Founded in 2006 as a possible online gambling app, PlayUp appeared to be in serious trouble by 2014 after burning through $75 million raised from investors between 2007 and 2011, including from BRW Rich listers Allan Myers, QC, John Higgins and funds manager David Paradice.
Documents lodged with the Victorian Supreme Court reveal that six former employees are seeking to wind up Revo, claiming they're owed $500,000 in unpaid wages and superannuation.
One of the company's shareholders, Ben Smith has joined the action, claiming $100,000 in the name of his personal superannuation fund.
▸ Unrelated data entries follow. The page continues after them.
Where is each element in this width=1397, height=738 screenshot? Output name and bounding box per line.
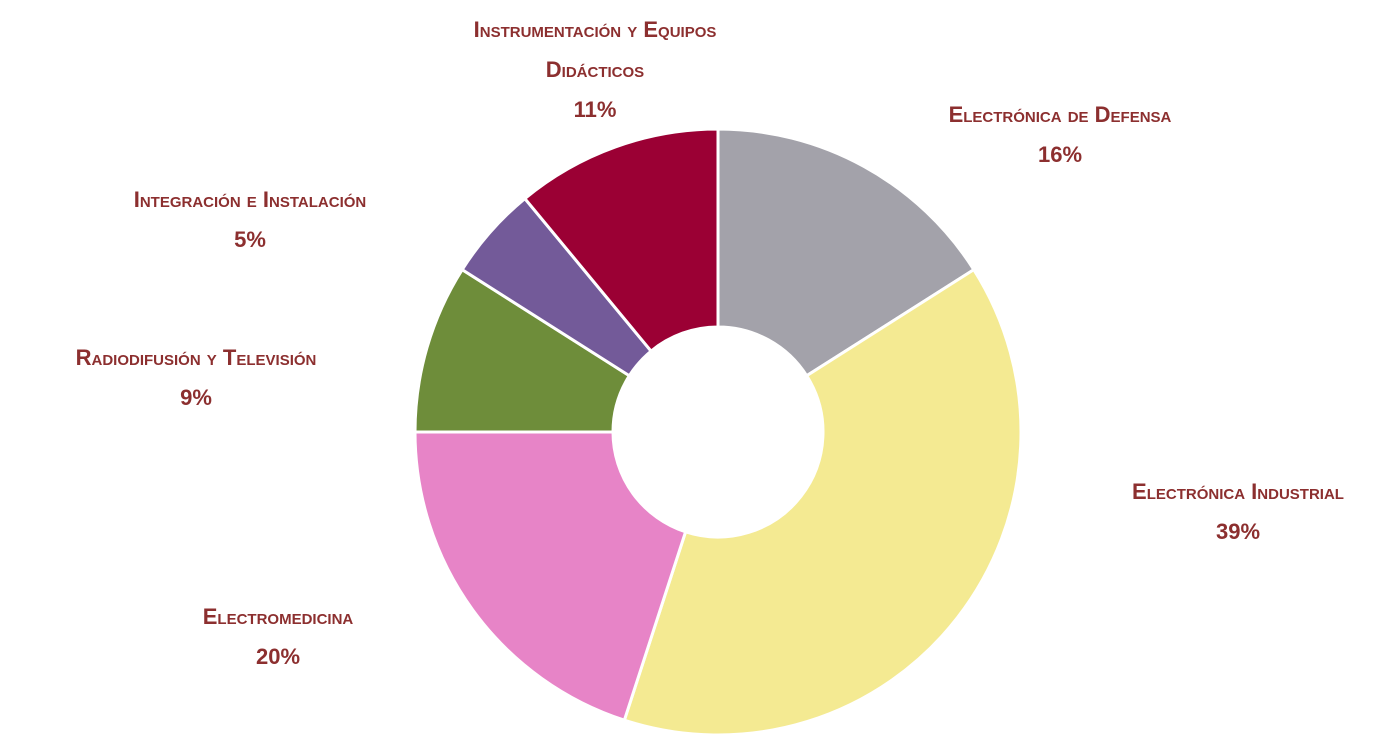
donut-slice [522,127,720,354]
donut-slice [716,127,976,378]
slice-label: Electrónica Industrial 39% [1068,472,1397,552]
category-name: Instrumentación y Equipos Didácticos [473,17,717,82]
donut-slice [622,267,1023,737]
slice-label: Electromedicina 20% [128,597,428,677]
category-name: Electromedicina [202,604,354,629]
value-label: 11% [573,97,617,122]
slice-label: Instrumentación y Equipos Didácticos 11% [450,10,740,130]
category-name: Radiodifusión y Televisión [75,345,317,370]
value-label: 5% [234,227,266,252]
value-label: 20% [255,644,301,669]
donut-slice [413,430,688,723]
slice-label: Radiodifusión y Televisión 9% [0,338,396,418]
donut-slice [413,267,632,434]
value-label: 9% [180,385,212,410]
value-label: 39% [1215,519,1261,544]
value-label: 16% [1037,142,1083,167]
category-name: Electrónica de Defensa [948,102,1172,127]
category-name: Integración e Instalación [133,187,367,212]
category-name: Electrónica Industrial [1132,479,1344,504]
slice-label: Electrónica de Defensa 16% [910,95,1210,175]
slice-label: Integración e Instalación 5% [50,180,450,260]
The legal stoush is likely to resurrect questions about the company's finances and what, exactly, PlayUp offered to lure such a glitterati of backers.
Sources said Alex Turnbull negotiated a secured debt status with PlayUp management in 2014, when former NSW premier Nick Greiner was chairman. Mr Turnbull is understood to be poised to strike a deal this week to sell his debt on to another party, in a transaction that will see him lose money on his original investment.
But the Turnbull family has still extracted more money from their investment than just about all of the high-profile shareholders in PlayUp.
Malcolm Turnbull was a PlayUp shareholder, buying $1 million worth of shares in PlayUp shareholder Revo Nominees in mid-2012. But in August 2013, he sold his stake after it was revealed in a Fairfax Media story that questioned whether his shares in a media company might be a conflict of interest given his role as communications minister.
Company records examined by Fairfax Media show Revo Nominees paid $921,478 when Turnbull & Co shares were transferred back to the shareholder vehicle in November 2013. At least a chunk of that is understood to have gone to the Turnbulls.